Forex trading gives us an enormous opportunity of making a smart career. It can help you to earn money more than you can imagine. But for that, you have to understand the market. Another important thing is that to earn money from this market you just need to invest. Normally, you will lose some money when you are trading in the Forex market. As a human being, it is quite natural to make mistakes. And making any mistakes in this market will increase your risk exposure.
Making mistakes is good if you can learn from them and do not repeat those mistakes. So as a new trader, try to know about the common mistake that day traders make. It will make your life easier. In the following article, we are going to describe few common mistakes and we will also mention how you can avoid that problem.
Not following stop-loss rules
The Forex market is the most volatile. Predicting the price movement is harder than stopping a bullet that is just triggered. So it is quite usual that the market can go against you no matter how good is your analyzing skill. At times, the novice traders get biased that the market will go in favor of them soon and by thinking like this they don’t close the trade. As a result, they face more losses, and even in some cases, they blow the whole trading capital.

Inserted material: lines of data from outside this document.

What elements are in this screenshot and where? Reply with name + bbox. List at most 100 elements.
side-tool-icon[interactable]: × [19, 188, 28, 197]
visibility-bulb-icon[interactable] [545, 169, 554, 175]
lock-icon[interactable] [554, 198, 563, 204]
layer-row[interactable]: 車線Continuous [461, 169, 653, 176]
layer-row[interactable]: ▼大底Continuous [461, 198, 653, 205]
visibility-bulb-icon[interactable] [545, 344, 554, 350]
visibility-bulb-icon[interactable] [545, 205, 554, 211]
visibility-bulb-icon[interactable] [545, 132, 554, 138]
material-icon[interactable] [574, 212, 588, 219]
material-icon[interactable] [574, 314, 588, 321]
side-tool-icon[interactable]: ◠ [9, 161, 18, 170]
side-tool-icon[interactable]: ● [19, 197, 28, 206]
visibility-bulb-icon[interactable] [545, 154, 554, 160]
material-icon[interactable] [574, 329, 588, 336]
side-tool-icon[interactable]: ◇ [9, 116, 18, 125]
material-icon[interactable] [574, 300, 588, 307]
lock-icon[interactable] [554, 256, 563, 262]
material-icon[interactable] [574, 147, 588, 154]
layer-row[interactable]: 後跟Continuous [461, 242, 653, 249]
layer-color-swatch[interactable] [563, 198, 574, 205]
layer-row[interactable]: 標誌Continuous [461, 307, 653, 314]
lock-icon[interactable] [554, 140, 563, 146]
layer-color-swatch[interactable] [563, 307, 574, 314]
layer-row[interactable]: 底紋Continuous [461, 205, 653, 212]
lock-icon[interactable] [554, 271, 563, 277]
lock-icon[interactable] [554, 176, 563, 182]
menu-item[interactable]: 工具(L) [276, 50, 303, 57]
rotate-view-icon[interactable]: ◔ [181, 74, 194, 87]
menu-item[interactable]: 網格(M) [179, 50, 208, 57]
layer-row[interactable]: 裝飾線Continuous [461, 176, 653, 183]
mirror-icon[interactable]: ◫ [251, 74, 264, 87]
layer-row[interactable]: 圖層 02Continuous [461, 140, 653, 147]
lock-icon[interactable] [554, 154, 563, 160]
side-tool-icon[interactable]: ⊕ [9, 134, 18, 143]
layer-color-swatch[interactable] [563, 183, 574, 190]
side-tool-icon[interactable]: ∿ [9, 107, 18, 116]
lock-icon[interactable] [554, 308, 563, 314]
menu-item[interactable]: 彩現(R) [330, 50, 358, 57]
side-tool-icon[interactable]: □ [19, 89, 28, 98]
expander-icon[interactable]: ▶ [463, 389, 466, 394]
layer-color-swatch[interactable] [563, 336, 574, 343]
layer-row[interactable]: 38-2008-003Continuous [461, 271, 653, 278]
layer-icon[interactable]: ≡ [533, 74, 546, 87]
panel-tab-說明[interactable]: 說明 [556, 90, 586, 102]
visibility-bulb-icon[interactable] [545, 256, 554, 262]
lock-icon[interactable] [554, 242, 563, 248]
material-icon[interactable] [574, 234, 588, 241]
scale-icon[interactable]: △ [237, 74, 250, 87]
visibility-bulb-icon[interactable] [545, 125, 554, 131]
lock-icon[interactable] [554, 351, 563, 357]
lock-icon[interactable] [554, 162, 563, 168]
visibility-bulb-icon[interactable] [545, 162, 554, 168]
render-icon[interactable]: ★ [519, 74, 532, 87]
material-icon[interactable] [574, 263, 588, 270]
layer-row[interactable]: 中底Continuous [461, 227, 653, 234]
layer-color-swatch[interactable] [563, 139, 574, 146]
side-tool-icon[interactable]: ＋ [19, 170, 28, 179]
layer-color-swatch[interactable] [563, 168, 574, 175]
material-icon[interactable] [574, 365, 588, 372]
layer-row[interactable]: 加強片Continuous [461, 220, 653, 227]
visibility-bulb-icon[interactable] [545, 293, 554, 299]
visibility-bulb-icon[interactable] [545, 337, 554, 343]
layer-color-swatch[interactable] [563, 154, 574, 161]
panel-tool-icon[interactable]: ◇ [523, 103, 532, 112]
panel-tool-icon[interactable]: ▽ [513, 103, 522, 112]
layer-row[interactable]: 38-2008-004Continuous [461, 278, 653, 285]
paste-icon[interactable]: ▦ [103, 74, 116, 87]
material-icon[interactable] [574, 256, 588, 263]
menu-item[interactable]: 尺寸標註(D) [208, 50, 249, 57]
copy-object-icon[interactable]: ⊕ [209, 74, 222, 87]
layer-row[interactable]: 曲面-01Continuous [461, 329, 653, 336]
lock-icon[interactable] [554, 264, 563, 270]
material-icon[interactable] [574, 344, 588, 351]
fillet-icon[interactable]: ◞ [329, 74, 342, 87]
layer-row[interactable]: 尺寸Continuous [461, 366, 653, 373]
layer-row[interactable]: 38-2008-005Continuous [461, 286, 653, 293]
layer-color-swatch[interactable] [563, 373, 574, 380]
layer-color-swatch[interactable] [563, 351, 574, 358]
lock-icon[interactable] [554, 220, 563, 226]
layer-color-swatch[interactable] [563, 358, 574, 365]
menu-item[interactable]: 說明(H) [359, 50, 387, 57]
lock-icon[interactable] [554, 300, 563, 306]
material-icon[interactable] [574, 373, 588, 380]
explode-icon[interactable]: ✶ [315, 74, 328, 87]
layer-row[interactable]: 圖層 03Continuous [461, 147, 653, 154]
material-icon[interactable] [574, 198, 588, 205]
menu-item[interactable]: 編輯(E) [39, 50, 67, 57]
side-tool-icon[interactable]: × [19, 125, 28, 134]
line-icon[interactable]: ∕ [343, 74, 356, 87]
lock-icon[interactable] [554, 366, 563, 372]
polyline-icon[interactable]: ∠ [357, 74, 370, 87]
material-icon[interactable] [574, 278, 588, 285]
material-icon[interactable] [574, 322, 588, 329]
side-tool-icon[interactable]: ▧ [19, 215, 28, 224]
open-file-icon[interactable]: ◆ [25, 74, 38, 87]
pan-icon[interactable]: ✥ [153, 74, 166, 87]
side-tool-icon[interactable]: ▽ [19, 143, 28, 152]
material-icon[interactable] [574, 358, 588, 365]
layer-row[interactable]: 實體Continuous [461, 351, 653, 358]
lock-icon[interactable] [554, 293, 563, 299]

On the other hand, sometimes the market becomes so volatile that it makes big moves in just a blink of an eye. To deal with such market movement, you must trade with high-end brokers. Feel free to explore the advanced features of Saxo as it will help you to choose a reliable broker at trading. By trading the market with a regulated broker, you can fix many common problems.
We always encourage you to invest a certain amount of money that you can lose. After investing the money, when you open a position you just need to give a stop-loss order to limit the risk. But new traders do not follow that rule and blow their account. So never keep a trade open without a stop loss because it helps you to keep your account alive.
The trend is considered as the friend of the trader but a trader must ensure that the trend that they are analyzing is strong. The market often makes a false trend and new traders often consider retracement as a new trend. As a result, most of the novice traders end up taking the trades against the existing trend. To avoid this type of scenario, you just need to take your time to identify fake and real trends.
Making early decision
As we said Forex is the most volatile market in the world. If you are smart enough and have experience in trading, you will find trades every minute. But it is not clever to try to open every single position that you found in the market rather you just need to find the best ones. Because your account might not handle more than 2 or 4 positions at a time due to your trading balance. Let’s say your account can handle 3 positions with a lot size of 0.5 according to your trading balance and risk management rules. After a few hours, you found a signal and you are convinced that you can earn more than those 3 trades. At such a moment, either you have to close a position or having to skip that opportunity. So before taking a trading decision take your time to find out which one will be more profitable for you.
These are the common mistakes of Forex traders and we always try our best to make a trader’s life easier. So we hope this article will be much help for you. If you are doing this type of mistake, try to avoid them by using the techniques mentioned in this article.